Nessa mesma linha de pensamento, o homem também poderia ser desregrado, entretanto, o desregramento do homem diferente da mulher, pois seria de cunho social como, por exemplo, a prática da mentira, mal caratismo, entre outros.

Além de ser natural, o desregramento da mulher em torno da religiosidade do início da modernidade, que é uma herança medieval, seria também fisiológico, ou seja, estaria ligado ao seu corpo, o que faz com que a mulher seja histérica.

Entretanto, a visão das mulheres da época em relação ao que os homens pensavam delas é polivalente, ou seja, podem adquirir diversas interpretações, sobretudo no sentido de se apropriarem da visão masculina em relação a elas para empreenderem formas de resistências ao patriarcalismo, machismo, entre outros. Desse modo, as mulheres vão ganhando espaço nesse contexto extremamente hostil a elas.

Os exemplos que a autora traz no texto, de mulheres se vestindo de homens, são provas de como elas invertem a seu favor, o sentido da mulher desregrada na visão masculina, bem como das maneiras em que elas “estavam por cima”. Como meio para isso e para críticas sociais, a autora utiliza fontes literárias, contos pictorescos e festas, apontando diferenças entre as representações do desregramento feminino em cada um desses gêneros.      

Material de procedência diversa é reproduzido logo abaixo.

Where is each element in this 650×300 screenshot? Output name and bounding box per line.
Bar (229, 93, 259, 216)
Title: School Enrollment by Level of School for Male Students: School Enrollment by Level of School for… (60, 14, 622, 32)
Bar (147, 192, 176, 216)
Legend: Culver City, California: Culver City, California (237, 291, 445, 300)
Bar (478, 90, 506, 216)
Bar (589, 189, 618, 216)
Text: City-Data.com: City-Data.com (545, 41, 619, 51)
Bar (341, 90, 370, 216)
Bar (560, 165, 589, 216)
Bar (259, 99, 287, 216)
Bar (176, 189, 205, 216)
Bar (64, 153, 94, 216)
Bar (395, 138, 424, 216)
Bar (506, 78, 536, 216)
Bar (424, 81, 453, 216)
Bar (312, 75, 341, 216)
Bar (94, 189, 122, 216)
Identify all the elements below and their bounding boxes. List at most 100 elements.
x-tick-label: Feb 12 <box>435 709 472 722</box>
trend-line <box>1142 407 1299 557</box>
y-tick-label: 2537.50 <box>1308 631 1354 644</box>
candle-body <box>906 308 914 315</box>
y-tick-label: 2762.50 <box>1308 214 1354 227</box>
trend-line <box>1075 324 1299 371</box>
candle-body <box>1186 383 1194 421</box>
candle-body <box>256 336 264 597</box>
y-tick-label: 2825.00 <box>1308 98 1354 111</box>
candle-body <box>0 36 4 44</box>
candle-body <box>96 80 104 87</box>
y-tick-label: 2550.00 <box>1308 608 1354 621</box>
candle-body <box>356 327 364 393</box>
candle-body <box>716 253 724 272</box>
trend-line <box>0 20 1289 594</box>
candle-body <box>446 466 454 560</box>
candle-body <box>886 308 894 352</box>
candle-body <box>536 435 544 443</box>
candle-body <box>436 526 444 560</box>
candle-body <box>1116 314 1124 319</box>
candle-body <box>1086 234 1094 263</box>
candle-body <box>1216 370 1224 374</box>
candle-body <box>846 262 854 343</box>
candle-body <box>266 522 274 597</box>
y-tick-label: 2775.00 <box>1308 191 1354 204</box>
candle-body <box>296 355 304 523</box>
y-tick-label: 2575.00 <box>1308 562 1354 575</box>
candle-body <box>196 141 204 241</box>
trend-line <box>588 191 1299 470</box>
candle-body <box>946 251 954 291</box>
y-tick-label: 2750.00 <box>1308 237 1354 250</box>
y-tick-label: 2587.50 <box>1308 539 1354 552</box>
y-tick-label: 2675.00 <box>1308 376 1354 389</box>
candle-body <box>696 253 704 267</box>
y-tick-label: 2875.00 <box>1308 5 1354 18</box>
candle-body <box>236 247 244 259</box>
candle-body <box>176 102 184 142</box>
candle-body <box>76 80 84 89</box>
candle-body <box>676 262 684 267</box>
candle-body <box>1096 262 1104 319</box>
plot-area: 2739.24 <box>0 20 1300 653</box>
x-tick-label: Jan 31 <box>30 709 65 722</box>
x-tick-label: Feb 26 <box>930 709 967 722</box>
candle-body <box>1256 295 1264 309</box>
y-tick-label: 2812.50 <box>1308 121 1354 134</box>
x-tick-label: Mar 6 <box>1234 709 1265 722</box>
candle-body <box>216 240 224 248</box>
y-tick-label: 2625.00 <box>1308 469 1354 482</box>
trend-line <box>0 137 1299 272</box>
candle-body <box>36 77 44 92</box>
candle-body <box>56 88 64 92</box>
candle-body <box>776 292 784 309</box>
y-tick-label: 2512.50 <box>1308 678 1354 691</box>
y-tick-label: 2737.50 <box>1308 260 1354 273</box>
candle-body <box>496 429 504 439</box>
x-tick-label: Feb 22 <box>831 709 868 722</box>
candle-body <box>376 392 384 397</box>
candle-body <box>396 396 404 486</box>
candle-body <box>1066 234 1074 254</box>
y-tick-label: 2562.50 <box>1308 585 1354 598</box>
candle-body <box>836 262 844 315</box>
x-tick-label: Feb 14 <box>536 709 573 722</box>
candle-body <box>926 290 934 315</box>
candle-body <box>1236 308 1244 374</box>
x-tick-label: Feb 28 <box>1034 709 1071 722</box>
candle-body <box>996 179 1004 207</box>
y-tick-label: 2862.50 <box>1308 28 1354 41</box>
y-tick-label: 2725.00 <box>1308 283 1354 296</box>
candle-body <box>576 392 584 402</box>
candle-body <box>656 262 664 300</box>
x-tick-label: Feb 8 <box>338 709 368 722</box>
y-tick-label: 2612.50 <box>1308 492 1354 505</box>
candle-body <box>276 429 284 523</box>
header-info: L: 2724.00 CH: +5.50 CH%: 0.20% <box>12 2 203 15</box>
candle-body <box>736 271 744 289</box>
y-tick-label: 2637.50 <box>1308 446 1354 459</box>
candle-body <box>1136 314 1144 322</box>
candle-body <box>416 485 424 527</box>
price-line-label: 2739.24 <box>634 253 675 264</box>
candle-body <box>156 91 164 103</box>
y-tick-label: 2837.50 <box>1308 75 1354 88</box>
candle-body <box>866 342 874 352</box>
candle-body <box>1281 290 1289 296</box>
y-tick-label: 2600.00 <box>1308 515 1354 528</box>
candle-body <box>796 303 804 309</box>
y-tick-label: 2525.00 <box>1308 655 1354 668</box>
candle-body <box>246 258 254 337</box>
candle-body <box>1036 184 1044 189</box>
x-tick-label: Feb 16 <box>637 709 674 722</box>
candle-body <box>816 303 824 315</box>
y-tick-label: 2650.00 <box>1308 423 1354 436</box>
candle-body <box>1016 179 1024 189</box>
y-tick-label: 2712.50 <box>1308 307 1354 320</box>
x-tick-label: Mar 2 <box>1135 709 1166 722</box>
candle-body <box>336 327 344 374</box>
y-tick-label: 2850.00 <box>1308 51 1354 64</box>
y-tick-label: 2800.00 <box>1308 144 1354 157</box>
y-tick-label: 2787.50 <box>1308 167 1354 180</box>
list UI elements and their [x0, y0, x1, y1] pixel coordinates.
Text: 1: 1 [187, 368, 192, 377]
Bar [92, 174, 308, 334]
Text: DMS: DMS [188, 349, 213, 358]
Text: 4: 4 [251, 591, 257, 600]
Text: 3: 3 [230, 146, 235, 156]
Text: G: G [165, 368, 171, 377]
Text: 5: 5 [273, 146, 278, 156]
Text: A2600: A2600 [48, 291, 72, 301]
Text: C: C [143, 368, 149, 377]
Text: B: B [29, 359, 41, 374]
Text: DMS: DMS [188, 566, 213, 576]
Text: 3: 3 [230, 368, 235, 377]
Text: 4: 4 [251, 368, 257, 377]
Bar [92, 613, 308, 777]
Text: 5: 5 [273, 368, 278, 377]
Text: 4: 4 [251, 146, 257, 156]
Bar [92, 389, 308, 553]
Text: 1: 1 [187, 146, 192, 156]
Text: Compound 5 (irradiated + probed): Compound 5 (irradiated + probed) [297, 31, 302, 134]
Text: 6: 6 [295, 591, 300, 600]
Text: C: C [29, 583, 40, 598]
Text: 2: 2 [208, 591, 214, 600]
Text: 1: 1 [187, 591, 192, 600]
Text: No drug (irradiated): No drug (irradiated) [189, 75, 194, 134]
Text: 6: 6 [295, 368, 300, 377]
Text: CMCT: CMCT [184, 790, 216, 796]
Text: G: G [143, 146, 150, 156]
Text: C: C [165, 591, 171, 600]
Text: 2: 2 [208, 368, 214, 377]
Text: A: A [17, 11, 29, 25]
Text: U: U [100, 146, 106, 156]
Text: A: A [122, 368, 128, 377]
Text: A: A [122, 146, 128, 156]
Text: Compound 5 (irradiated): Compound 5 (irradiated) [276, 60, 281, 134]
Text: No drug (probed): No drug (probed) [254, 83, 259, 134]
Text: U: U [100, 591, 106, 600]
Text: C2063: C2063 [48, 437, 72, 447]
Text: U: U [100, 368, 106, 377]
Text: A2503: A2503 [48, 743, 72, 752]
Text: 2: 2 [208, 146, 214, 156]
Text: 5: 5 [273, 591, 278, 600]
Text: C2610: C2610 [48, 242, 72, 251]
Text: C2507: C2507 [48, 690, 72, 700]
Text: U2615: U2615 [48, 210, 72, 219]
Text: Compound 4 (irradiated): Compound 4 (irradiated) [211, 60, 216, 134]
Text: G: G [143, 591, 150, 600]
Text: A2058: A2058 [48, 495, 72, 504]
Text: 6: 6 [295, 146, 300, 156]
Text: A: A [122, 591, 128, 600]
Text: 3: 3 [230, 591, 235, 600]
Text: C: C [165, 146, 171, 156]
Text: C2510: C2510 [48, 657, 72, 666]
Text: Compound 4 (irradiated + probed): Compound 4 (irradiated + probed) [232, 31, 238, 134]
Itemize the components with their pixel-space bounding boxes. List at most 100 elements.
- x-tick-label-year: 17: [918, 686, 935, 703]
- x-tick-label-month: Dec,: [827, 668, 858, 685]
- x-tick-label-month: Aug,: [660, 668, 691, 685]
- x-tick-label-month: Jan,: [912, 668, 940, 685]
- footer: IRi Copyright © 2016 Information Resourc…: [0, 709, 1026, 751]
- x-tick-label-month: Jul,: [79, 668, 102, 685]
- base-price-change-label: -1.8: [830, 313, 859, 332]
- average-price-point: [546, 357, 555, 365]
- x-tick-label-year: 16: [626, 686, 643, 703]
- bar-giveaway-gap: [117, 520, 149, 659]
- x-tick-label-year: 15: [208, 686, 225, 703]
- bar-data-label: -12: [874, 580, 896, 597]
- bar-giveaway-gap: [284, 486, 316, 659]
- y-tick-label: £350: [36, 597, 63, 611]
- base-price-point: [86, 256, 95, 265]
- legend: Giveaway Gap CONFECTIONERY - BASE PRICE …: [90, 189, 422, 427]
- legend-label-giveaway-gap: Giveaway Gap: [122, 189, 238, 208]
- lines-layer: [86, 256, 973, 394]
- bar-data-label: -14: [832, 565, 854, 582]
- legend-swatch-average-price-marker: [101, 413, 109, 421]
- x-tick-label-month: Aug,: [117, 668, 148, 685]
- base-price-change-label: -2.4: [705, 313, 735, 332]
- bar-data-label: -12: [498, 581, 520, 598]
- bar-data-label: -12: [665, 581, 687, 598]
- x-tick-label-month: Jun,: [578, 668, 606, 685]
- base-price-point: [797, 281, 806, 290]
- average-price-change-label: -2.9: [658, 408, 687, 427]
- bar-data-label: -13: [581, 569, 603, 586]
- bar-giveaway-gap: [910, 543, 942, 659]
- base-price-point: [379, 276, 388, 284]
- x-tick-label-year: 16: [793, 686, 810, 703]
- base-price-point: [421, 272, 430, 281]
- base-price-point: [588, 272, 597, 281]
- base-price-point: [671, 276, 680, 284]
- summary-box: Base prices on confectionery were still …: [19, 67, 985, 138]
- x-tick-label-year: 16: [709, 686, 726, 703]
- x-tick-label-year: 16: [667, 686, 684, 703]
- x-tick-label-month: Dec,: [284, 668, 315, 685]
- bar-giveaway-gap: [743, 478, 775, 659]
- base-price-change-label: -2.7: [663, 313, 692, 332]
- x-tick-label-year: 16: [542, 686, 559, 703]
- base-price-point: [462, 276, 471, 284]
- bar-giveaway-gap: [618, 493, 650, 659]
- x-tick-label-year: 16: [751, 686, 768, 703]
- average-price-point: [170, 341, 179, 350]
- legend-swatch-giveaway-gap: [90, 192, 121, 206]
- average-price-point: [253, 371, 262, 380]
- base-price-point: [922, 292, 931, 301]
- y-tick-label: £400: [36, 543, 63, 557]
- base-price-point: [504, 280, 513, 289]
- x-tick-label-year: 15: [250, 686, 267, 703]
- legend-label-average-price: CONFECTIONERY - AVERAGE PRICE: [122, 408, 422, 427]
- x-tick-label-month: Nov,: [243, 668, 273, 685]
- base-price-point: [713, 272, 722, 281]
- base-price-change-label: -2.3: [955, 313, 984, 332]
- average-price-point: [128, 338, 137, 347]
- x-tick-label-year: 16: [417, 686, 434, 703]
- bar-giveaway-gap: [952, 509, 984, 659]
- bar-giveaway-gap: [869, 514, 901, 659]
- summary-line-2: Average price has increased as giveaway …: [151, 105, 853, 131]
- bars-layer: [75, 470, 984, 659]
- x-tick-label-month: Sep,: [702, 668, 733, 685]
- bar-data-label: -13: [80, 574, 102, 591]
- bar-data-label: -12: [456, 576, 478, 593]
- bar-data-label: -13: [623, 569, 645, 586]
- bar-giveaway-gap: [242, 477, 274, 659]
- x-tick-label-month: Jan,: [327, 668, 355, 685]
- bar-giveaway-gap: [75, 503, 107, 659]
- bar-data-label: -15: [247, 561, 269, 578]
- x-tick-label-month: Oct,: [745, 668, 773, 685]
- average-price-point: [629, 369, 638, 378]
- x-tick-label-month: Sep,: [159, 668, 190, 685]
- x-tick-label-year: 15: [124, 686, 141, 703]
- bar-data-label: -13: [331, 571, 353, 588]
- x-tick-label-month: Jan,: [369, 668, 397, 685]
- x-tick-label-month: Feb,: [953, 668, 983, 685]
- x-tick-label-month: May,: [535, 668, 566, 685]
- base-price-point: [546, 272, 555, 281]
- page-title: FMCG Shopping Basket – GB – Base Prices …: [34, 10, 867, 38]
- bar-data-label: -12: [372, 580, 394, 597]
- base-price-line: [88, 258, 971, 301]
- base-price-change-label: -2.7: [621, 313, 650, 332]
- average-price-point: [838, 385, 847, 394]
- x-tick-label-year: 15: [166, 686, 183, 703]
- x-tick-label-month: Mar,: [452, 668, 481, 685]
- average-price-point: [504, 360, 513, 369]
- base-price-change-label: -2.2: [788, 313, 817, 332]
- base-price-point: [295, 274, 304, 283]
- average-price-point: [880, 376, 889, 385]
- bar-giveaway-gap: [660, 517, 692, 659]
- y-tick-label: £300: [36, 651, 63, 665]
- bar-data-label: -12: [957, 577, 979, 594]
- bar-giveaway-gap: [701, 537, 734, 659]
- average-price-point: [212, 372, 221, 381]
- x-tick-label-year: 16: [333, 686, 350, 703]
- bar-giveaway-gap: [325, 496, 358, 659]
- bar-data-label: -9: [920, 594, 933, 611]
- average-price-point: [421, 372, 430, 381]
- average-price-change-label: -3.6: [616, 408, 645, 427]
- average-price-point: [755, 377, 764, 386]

Para a autora, a visão de sexo feminino desse continente nesse período histórico caracterizava-se como uma maneira de estigmatização da mulher como inferior e sem capacidade para exercer funções até então realizada somente por homens. Contribuindo para tal concepção estaria a mensagem pregada a partir da Bíblia, segundo a qual, a mulher deveria ser submissa ao homem, legitimada pelo cristianismo como mandamento divino e que ganha força com Calvino.

Outro ponto importante do texto é que a autora, para sustentar suas ideias, nos apresenta determinadas concepções histórico-filosóficas a partir de algumas ideias de imposição da mulher como sexo inferior, de Tomás de Aquino e de Aristóteles. 

Nesse sentido, a mulher, como gênero inferior, almeja funções tidas como específicas dos homens, essas são vistas como “desregradas”, pois estaria se apropriando de um lugar que não era o seu, ou seja, estariam cometendo uma “inversão sexual”.

Essa inversão teria ultrapassado as barreiras do social e chegado às artes como, por exemplo, o teatro e a literatura. Isso descamba na desconstrução da ideia de hegemonia patriarcal construída até aquele momento e início da tentativa de rompimento dos padrões estabelecidos até então, da mulher como gênero inferior e, por conseguinte, como “sexo frágil”, mulher de casa, de cozinha, recatada, com fins para o prazer de seus companheiros e para a procriação.

Portanto, o texto tem significativa relevância, uma vez que nos apresenta elementos históricos de estigmatização da mulher durante o período em questão, bem como, os dizeres, referentes às mulheres como “gênero inferior”, “sexo frágil” e ainda as rupturas, as mulheres protagonizando e ocupando espaços antes ocupados somente por homens.

Isso apontando para a importância da luta feminista no decorrer da história, pela igualdade de direitos das mulheres em relação aos homens, bem como pela quebra de padrões machistas historicamente estabelecidos.

Além disso, o texto chama para uma reflexão sobre: qual o lugar da mulher hoje após tantas lutas e resistências? Pois, pelas inúmeras experiências cotidianas, está provado que a mulher em diversas ocasiões supera os homens em diversas ocupações. Porém, ainda sofrem desigualdades, como, por exemplo, de salários, quando ocupam os mesmos cargos ocupados por homens e recebem bem menos que estes.


REFERÊNCIAS


ARANTES, Antonio Augusto. Apresentação à edição Brasileira. In: DAVIS, Natalie Zemon. Cultura do povo: Sociedade e Cultura no início da França Moderna. Trad. Mariza Corrêa. Rio de Janeiro: Paz & Terra, 1990.


CARVALHO, Juliana. Mulheres, Inversão e Ordem: uma discussão sobre a mulher desregrada na Idade Moderna. PET História UFS. 13 de jul. de 2020. Disponível em: <https://medium.com/pet-hist%C3%B3ria-ufs/mulheres-invers%C3%A3o-e-ordem-uma-discuss%C3%A3o-sobre-a-mulher-desregrada-na-idade-moderna-68095963a5ba>. Acesso em: 02 de jul. de 2022. 


 DAVIS, Natalie Zemon. As mulheres por cima. In: DAVIS, Natalie Zemon. Cultura do povo: Sociedade e Cultura no início da França Moderna. Trad. Mariza Corrêa. Rio de Janeiro: Paz & Terra, 1990.